National leaders of West Africa's regional ECOWAS group on Sunday (30 July) imposed sanctions on the leaders of a coup that began unfolding in Niger on Wednesday (26 July). They also threatened military action against Niger if the ousted President Mohammed Bazoum is not reinstated within a week.
Reacting to what is the Sahel region's seventh coup in recent years after an emergency summit in Nigeria, ECOWAS announced that borders with Niger would be closed, commercial flights banned, financial transactions halted, national assets frozen and aid ended. The communiqué also said that "force" may be used if coup leaders do not reinstate President Bazoum before the deadline.
U.S. Secretary of State Antony Blinken on Sunday released a statement saying that the U.S. joins "join ECOWAS and regional leaders in calling for the immediate release of President Mohamed Bazoum and his family and the restoration of all state functions to the legitimate, democratically-elected government."
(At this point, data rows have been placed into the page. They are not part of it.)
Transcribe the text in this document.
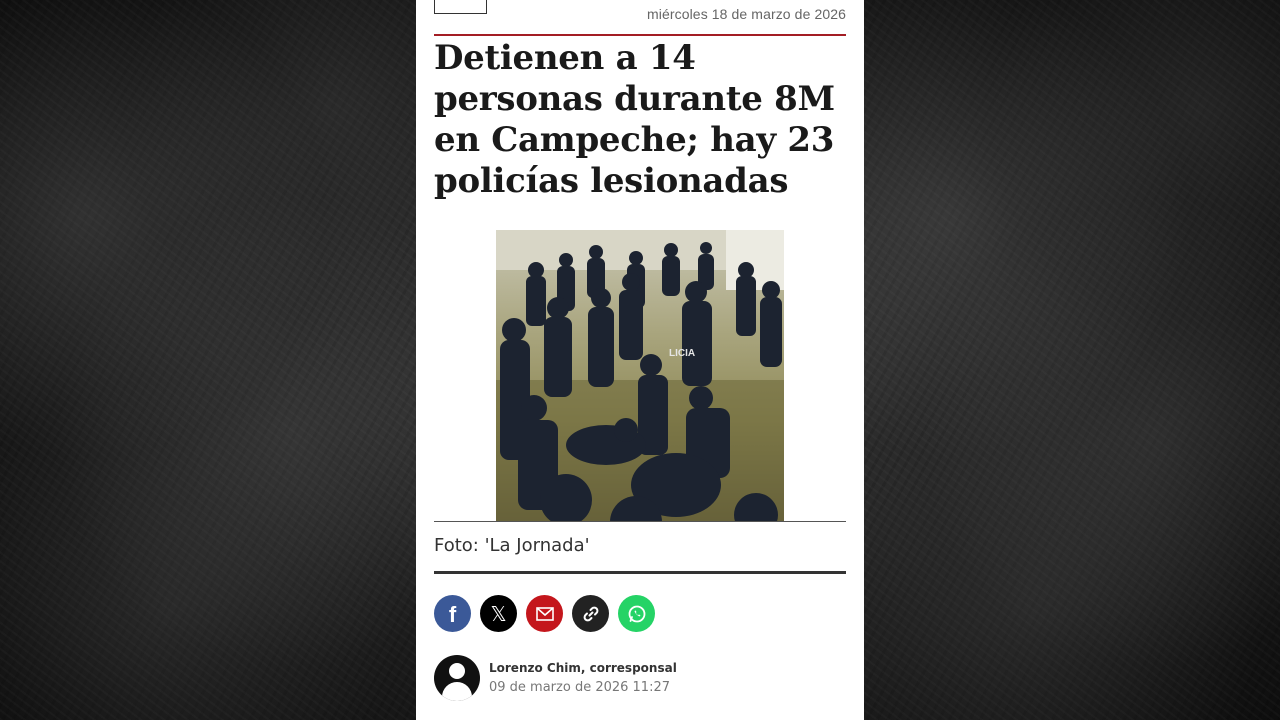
miércoles 18 de marzo de 2026
Detienen a 14 personas durante 8M en Campeche; hay 23 policías lesionadas
LICIA
Foto: 'La Jornada'
f 𝕏
Lorenzo Chim, corresponsal
09 de marzo de 2026 11:27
Pro-coup protesters in the capital Niamey also burned French flags and attacked the embassy, drawing tear gas from police. Images showed fires at the embassy walls and people being loaded into ambulances with bloodied legs.
Global powers and regional groupings condemn coup, but welcomed by Russian mercenary group leader
The military coup in Niger has been widely condemned by neighbours and international partners including the United States, the United Nations, the African Union, the European Union and former colonial power France, all of whom have refused to recognise the new leaders led by General Abdourahamane Tiani.
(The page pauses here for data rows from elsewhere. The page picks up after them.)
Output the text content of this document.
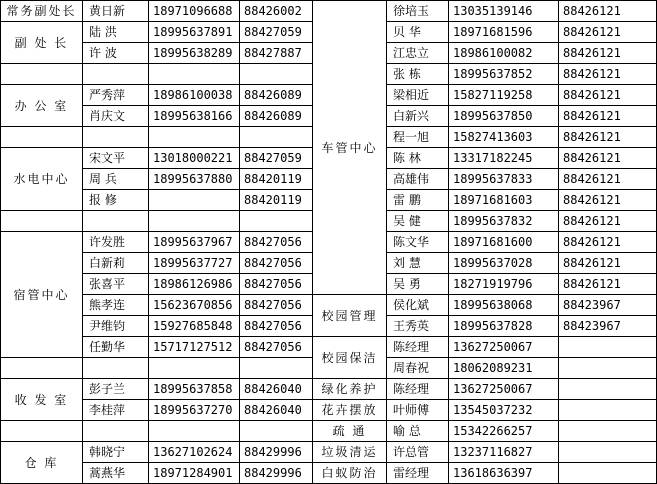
常务副处长	黄日新	18971096688	88426002	车管中心	徐培玉	13035139146	88426121
副 处 长	陆 洪	18995637891	88427059		贝 华	18971681596	88426121
	许 波	18995638289	88427887		江忠立	18986100082	88426121
					张 栋	18995637852	88426121
办 公 室	严秀萍	18986100038	88426089		梁相近	15827119258	88426121
	肖庆文	18995638166	88426089		白新兴	18995637850	88426121
					程一旭	15827413603	88426121
水电中心	宋文平	13018000221	88427059		陈 林	13317182245	88426121
	周 兵	18995637880	88420119		高雄伟	18995637833	88426121
	报 修		88420119		雷 鹏	18971681603	88426121
					吴 健	18995637832	88426121
宿管中心	许发胜	18995637967	88427056		陈文华	18971681600	88426121
	白新莉	18995637727	88427056		刘 慧	18995637028	88426121
	张喜平	18986126986	88427056		吴 勇	18271919796	88426121
	熊孝连	15623670856	88427056	校园管理	侯化斌	18995638068	88423967
	尹维钧	15927685848	88427056		王秀英	18995637828	88423967
	任勤华	15717127512	88427056	校园保洁	陈经理	13627250067	
					周春祝	18062089231	
收 发 室	彭子兰	18995637858	88426040	绿化养护	陈经理	13627250067	
	李桂萍	18995637270	88426040	花卉摆放	叶师傅	13545037232	
				疏 通	喻 总	15342266257	
仓 库	韩晓宁	13627102624	88429996	垃圾清运	许总管	13237116827	
	蒿燕华	18971284901	88429996	白蚁防治	雷经理	13618636397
Niger has been a key ally in Western campaigns against insurgents linked to al-Qaeda and Islamic State in the Sahel, and there are concerns that the coup could open the door to greater Russian influence there. Thousands of French troops were forced to withdraw from neighbouring Mali and Burkina Faso following coups there.
Yevgeny Prigozhin, the leader of the Russian Wagner mercenary group understood to have a large presence in a number of African countries, commented on Thursday, "What happened in Niger is nothing other than the struggle of the people of Niger with their colonisers. With colonisers who are trying to foist their rules of life on them and their conditions and keep them in the state that Africa was in hundreds of years ago."
Sunday's ECOWAS communiqué thanked nations in line with the bloc's stance but "condemned the pronouncement of support by foreign governments and foreign private military contractors."